Given the security implications for users who do use full-disk encryption, I strongly object to "wishlist" importance here -- this represents a major regression, in my mind (and for my personal machines), which will force me to work around in an annoying way if it is not fixed.

In addition, I would argue that autologin is entirely the wrong setting to look at here. Instead, if a user has configured the screensaver to lock the screen when idle, then the machine should also lock on suspend, and vice versa. This is certainly the behavior I had always assumed Ubuntu had, and am surprised to hear it is not.

Autologin is a *very* poor proxy for "Is the state of this machine while suspended worth password-protecting?". Encrypted disks are an obvious reason, but there are also things like keys stored in the keyring that a user has decrypted once with a password, but are now stored in-RAM in the clear. Similarly, networked credentials like Kerberos tickets might be present on a suspended, that would not be present if an attacker rebooted the machine.

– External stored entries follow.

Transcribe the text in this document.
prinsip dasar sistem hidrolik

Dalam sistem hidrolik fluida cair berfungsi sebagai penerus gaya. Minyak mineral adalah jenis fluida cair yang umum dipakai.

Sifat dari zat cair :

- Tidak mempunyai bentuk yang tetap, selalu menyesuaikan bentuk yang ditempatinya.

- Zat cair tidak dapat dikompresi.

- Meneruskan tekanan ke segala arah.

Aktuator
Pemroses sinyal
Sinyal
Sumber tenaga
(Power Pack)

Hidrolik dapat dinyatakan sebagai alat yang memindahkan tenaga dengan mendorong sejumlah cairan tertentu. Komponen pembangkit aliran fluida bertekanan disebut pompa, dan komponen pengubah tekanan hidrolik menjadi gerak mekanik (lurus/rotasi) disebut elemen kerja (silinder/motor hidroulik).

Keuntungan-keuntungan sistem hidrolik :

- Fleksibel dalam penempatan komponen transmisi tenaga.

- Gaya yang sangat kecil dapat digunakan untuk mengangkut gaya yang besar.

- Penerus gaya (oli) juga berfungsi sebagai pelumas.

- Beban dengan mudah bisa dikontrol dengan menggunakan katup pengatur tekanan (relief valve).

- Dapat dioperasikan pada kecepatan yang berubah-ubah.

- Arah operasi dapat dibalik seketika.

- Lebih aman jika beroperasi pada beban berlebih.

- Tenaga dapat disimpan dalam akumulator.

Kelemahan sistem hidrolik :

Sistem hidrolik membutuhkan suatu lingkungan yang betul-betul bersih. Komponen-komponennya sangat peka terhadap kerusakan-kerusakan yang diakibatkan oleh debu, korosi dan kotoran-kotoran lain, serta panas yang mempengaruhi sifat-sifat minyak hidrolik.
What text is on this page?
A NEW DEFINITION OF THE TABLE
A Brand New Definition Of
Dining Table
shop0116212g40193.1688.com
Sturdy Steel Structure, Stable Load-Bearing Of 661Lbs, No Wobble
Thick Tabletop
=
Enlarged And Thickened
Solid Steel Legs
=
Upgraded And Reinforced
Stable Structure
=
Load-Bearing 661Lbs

There is also the simpler issue of social conventions and expectations -- My roommates and I might leave laptops around shared space in an apartment with the implicit convention of "If the screen is locked, don't use it; but if it unlocks when you poke it, feel free to use my web browser to look something up". In such a case, the lock screen is not a security mechanism at all, but just a social indicator of the expected use for this laptop. Currently, I can control the lock behavior if the machine is left idle for five minutes via the screensaver; Why should I not be able to do so when the machine suspends? Or, even better, why should it not be the same setting?